Tu mets d’abord un tiers de Père. Fais attention : un tout petit tiers. Bon.

Maintenant, un tiers de Fils. Un peu plus gros. Bon. Ensuite, un BON tiers de Saint-Esprit.

Regarde la couleur. Rouge comme l’amour, rouge de la vie. Regarde comme c’est joli.

On pourrait s’arrêter là, mais c’est encore meilleur quand, à la fin, on ajoute un GRAND tiers d’Homme : les glaçons du cocktail. Voilà !

– Eh ça fait quatre tiers.

– Mais non, ça fait un unique cocktail, avec des glaçons qui baignent de bonheur dedans ! »

 

Vous voudrez bien me pardonner cette présentation un peu « revisitée » et bien imparfaite de la Trinité et librement inspirée de Marcel Pagnol, mais je trouve que la comparaison a du sens…

Nous avons entendu la Parole du Christ : « Allez ! De toutes les nations, faites des disciples ; baptisez-les au nom du Père, et du Fils, et du Saint Esprit. Et moi, je suis avec vous tous les jours jusqu’à la fin du monde ».

Il ne s’agit évidemment pas de prosélytisme ou de conversion forcée et Jésus n’est pas ici en train d’instituer une équipe de commerciaux chargés de vendre ses produits ; il n’y a aucune notion de performance ni de productivité. Non : il s’agit ici d’un cadeau.

Au fond, lorsque Jésus nous commande de baptiser au nom du Père et du Fils et du Saint-Esprit, lorsque Jésus nous demande d’apprendre au monde à observer tout ce qu’il nous a commandé, il s’agit de transmettre ce que nous avons nous-même découvert et ce qui nous a été transmis au travers de 2000 ans de révélation : proclamer que nous croyons en l’amour, que nous croyons que l’amour est plus fort que la mort, plus fort que toute mort.

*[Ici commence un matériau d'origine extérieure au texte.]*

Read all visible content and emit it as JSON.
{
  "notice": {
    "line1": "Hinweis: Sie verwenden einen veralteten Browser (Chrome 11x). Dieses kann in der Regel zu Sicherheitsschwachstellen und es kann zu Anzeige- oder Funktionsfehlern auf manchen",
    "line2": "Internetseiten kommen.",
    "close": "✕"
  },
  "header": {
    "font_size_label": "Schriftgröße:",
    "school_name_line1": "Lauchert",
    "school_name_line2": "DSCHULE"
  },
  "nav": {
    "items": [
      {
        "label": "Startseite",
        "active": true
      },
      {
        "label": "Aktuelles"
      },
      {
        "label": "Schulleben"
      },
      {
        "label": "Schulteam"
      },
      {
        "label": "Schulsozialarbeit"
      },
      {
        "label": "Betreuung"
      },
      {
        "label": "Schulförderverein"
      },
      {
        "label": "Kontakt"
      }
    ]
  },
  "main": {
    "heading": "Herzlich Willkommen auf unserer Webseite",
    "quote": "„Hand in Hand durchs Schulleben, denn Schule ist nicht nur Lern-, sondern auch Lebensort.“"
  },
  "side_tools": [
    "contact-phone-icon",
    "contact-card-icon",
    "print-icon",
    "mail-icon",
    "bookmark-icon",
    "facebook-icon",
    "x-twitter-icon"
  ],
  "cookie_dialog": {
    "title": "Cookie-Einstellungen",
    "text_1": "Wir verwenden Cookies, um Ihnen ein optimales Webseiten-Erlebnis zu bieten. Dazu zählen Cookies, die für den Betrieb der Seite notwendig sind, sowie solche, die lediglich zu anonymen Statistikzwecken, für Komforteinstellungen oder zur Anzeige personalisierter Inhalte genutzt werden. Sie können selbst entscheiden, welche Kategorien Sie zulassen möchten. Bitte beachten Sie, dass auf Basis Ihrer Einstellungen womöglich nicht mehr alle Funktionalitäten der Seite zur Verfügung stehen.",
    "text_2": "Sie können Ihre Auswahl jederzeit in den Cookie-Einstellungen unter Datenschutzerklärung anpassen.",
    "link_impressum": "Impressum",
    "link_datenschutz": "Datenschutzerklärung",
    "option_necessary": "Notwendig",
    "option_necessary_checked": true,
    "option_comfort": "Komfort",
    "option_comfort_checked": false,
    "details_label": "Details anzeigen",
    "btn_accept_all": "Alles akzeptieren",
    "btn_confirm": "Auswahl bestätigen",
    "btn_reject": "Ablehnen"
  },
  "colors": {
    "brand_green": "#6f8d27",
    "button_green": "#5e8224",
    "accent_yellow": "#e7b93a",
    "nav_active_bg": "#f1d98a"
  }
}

Il s’agit d’annoncer que Jésus est avec nous jusqu’à la fin du monde, tous les jours. A chaque pas, à chaque respiration de nos êtres, sans discontinuer, dans une fidélité sans faille.

Il s’agit d’annoncer que nous sommes appelés à vivre une proximité inouïe avec Dieu, une proximité d’amour. Non plus une relation d’esclaves apeurés comme le dit Saint Paul dans la deuxième lecture, mais une relation de Fils, par l’Esprit-Saint, pleins de confiance au point d’appeler Dieu « Papa ».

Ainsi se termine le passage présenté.